Great Britain is a historic sausage eating country, with more than 400 different kinds of sausage produced nationally. The British consume millions of sausages every day and we even raise special kinds of pigs to produce the right kind of pork. When not eating an English breakfast, the British love to eat sausages, or bangers, using them as ingredients in dishes like bangers & mash, battered sausage (sold in fish and chip shops) and sausage rolls (sold in bakers everywhere).
Nobody really knows, the etymology of the word is ages old and deep. The word sausage seems to have originally derived from the Latin word ‘salsisium’, meaning something that has been salted, it later evolved into the vulgar Latin word ‘salsicia’, and the Anglo-Norman ‘sauseche’, which later evolved into the Middle English ‘sausige’, before becoming the word sausage we know today. The first real reference to the sausage in English literature came from the firfteenth century word ‘salcicia’, described and pronounced coloqially as a ‘sawsage’.
Sausages have existed for thousands of years across different cultures, the famous Greek poet and author Homer wrote about blood sausage in the Odyssey, Epicharmus once wrote a comedy titled The Sausage, and Aristophanes' play The Knights is about a sausage vendor who is elected leader. Arguably, the Romans brought the first sausages to the British Isles during their conquest in 400 AD, ancient records suggest that the Britain based Romans and the natives both really liked the Luganega and the Lucanian variety of Roman sausage.
Ever since then, four thousands of years, we have been making and producing our own homegrown variants of the humble pork sausage, some of which gradually became traditional over the subsequent centuries, giving us the now famous, and traditional, British sausage varieties. Different regions prepare their sausages in different ways, using different herbs and spices, Lincolnshire flavors their sausages with fresh sage, but Cheshire sausages are notable for being flavored with caraway and coriander
As with most other kinds of sausage, British sausages are traditionally made of pork and different herbs and spices, mixed according to ancient recipes, passed down through the ages. Traditional sausage recipes are still a closely guarded secret and it is these recipes which give the British such a huge variety of sausages to choose from. Some of the most famous kinds of British sausage are specific to a region and Great Britain has a number of historic sausage producing regions, such as Cumberland, Lincolnshire, Yorkshire in England and Glamorgan in Wales.

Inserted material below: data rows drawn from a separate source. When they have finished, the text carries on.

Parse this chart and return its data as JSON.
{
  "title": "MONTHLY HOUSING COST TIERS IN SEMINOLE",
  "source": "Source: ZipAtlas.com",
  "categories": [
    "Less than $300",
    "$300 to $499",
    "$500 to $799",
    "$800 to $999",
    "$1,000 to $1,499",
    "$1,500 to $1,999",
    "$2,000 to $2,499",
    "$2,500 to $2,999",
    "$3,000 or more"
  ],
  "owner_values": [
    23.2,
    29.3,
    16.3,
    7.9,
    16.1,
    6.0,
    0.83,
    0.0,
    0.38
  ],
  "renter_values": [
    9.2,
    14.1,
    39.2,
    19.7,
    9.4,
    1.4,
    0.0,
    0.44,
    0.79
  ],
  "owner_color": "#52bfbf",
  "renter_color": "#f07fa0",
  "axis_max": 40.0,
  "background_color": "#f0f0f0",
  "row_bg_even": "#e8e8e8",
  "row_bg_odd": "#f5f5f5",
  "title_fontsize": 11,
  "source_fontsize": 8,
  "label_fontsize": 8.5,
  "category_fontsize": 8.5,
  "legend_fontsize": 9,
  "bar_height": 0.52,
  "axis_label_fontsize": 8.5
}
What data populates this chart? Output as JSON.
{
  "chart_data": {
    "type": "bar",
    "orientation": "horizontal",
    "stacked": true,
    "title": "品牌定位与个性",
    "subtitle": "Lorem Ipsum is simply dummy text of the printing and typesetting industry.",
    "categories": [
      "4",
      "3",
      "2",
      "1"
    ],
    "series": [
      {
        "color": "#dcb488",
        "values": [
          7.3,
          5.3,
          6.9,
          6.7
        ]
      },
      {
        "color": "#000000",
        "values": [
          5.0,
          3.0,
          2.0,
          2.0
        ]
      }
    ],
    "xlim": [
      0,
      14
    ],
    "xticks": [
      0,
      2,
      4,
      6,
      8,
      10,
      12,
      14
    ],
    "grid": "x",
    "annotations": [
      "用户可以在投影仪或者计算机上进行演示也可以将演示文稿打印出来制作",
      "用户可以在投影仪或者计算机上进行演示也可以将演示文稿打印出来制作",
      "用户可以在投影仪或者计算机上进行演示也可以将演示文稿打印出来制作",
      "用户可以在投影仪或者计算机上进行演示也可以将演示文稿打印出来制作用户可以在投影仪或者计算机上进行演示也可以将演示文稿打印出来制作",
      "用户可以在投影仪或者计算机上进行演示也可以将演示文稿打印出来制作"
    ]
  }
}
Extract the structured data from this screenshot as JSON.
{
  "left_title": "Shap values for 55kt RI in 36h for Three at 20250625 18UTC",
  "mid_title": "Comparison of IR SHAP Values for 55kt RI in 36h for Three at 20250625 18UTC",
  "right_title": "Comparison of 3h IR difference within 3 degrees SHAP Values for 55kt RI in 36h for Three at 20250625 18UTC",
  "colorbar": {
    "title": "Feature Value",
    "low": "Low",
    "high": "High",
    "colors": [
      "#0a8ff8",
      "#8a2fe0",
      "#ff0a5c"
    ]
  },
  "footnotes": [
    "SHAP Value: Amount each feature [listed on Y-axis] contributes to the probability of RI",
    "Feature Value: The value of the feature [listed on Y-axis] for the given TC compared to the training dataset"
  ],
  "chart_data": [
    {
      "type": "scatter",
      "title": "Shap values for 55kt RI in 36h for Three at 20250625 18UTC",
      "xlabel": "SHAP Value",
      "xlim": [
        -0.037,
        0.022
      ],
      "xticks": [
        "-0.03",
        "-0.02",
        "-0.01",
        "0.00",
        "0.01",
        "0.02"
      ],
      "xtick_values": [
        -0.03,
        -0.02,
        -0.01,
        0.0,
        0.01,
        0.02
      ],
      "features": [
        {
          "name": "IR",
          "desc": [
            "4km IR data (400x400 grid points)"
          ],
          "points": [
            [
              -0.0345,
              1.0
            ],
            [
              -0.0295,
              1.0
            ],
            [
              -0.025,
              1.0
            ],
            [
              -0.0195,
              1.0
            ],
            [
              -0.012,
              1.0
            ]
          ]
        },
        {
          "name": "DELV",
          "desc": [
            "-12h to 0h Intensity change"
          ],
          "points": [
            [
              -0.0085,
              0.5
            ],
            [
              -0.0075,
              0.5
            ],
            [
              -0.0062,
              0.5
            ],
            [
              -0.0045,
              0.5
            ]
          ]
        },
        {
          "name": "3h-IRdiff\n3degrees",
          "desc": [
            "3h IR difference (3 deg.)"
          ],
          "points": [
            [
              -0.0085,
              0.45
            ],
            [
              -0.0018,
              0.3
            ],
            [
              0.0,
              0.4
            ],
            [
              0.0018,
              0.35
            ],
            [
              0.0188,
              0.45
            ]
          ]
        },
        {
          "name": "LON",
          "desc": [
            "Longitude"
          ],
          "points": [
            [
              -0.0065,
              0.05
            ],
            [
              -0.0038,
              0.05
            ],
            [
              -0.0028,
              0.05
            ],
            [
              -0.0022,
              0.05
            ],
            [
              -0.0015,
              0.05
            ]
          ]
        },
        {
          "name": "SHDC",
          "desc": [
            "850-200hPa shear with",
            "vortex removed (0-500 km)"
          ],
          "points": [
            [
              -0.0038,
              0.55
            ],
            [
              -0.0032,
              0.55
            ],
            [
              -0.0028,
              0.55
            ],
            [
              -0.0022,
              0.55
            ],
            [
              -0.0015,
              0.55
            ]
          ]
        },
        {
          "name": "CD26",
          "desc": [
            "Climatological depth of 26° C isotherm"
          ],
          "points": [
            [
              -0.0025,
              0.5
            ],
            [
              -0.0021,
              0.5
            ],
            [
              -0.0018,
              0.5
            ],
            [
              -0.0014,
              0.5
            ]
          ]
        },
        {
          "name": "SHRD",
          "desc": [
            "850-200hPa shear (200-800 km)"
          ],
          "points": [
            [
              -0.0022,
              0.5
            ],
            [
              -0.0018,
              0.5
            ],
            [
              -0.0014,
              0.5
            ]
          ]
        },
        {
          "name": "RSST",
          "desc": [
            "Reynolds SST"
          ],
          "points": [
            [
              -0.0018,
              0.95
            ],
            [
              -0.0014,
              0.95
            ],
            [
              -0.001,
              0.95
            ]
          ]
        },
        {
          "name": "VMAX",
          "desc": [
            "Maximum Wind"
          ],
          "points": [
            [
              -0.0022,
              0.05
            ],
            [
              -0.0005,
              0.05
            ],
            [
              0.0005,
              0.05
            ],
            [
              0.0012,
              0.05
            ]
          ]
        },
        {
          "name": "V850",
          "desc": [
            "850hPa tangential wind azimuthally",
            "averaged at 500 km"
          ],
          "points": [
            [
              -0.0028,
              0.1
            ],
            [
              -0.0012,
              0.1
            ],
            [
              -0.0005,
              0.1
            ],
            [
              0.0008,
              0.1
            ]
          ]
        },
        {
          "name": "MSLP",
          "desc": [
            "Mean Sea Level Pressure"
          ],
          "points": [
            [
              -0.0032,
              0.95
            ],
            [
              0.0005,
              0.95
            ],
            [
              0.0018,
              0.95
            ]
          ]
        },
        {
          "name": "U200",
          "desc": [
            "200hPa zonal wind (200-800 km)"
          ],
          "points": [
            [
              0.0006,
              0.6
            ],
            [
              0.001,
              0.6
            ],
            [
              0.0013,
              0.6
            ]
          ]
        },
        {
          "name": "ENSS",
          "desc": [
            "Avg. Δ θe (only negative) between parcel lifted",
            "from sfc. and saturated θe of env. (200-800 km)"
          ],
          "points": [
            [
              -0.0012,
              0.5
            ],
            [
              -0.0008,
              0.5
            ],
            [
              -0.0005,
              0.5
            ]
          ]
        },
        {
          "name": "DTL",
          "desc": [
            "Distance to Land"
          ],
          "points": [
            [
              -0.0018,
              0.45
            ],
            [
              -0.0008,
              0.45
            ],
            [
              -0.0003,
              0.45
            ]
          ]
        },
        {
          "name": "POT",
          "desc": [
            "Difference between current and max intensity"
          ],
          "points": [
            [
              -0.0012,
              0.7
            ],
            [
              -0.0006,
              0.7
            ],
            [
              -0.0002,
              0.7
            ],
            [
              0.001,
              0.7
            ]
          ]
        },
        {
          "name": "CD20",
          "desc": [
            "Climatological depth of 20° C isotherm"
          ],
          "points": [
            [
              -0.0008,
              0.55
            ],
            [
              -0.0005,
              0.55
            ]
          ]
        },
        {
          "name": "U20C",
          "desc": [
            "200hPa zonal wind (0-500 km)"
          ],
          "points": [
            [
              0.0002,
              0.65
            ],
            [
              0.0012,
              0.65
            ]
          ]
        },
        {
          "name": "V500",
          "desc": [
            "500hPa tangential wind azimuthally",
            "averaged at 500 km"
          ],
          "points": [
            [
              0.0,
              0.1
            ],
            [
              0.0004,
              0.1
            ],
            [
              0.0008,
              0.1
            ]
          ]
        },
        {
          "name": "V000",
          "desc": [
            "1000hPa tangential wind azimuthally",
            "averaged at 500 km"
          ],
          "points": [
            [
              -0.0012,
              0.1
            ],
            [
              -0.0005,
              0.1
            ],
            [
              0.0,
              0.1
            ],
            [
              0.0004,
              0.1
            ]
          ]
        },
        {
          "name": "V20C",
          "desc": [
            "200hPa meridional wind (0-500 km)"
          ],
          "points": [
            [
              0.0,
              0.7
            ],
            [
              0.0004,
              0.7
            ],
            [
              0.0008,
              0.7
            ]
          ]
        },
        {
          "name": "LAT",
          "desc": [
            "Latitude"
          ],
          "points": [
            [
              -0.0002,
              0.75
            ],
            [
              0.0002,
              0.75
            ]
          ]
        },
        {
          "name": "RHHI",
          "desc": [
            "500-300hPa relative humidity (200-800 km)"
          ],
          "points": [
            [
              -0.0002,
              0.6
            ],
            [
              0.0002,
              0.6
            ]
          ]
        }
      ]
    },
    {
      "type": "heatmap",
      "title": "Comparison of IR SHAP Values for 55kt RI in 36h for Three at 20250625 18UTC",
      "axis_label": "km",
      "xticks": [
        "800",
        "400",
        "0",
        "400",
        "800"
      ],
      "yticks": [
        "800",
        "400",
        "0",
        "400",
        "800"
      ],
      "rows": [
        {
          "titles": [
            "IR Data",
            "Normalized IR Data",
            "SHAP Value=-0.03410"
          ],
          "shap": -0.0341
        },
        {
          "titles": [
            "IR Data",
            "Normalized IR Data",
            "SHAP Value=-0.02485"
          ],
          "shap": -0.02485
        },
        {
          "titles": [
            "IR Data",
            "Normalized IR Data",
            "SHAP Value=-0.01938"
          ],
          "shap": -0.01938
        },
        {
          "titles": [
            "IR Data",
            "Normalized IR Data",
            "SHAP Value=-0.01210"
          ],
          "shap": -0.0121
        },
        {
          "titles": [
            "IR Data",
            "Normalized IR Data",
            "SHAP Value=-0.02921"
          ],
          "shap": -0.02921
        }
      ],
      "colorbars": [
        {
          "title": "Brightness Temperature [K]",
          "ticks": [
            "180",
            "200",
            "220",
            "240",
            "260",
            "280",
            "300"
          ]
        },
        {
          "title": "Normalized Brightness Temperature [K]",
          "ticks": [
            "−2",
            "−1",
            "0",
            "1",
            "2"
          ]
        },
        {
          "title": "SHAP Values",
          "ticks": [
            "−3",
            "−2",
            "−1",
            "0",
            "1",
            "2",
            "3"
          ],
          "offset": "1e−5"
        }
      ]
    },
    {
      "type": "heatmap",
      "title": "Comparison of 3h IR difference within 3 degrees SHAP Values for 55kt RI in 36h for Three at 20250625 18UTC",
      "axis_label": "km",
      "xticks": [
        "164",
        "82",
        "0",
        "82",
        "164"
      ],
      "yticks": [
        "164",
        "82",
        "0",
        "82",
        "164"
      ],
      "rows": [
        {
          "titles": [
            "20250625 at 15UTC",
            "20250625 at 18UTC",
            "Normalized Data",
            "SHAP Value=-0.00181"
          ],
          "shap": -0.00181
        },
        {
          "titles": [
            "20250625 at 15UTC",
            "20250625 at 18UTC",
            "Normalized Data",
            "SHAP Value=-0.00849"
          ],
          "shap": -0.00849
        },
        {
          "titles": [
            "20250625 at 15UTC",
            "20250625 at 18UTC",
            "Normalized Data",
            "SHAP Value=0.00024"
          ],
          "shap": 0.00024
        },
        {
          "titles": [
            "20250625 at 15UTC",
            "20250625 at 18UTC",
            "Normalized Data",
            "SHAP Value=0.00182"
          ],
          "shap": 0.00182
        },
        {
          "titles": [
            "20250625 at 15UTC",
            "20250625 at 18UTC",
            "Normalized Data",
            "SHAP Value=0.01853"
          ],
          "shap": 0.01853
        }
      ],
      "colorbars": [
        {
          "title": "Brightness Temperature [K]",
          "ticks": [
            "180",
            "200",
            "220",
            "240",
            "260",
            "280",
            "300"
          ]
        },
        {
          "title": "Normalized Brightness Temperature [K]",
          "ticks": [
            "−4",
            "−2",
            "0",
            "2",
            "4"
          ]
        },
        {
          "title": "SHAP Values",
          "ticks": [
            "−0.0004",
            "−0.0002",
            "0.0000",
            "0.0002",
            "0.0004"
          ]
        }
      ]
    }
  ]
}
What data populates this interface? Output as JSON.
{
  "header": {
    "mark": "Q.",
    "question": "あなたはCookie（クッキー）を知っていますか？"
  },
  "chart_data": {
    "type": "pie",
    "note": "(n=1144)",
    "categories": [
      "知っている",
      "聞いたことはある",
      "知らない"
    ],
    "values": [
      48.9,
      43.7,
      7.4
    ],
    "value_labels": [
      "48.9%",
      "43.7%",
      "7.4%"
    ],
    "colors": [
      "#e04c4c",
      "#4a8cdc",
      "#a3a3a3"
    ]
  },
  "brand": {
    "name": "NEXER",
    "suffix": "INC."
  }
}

Perhaps the most famous of British sausages is the Cumberland sausage, which has been a local speciality in the County of Cumberland for more than 500 years. The Cumberland sausage has a distinct taste because of the meat being chopped rather than minced, giving it a meaty texture.
The Cumberland sausage is such a treasure of the British sausage producing industry that the traditional Cumberland sausage was granted Protected Geographical Indication (PGI) status in 2011, helping protect its heritage and authenticity in a world of fake sausages from overseas.
Lincolnshire is another historic sausage producing region and the Lincolnshire sausage recipe is dominated by sage, with meat coarsely ground, producing a lovely chunky texture. Every year the city of Lincoln holds a competition to see who can make the best Lincolnshire sausage. The Linconshire sausage als holds European Protected designation of origin (PDO) status for their sausages so that they can be made only in the specific region and must be made to a specific quality and recipe in the old traditional way. The Linconlnshire sausage also holds European Protected designation of origin (PDO) status meaning that they can be made only in the specific region and must be made to a specific quality and recipe in the old traditional way.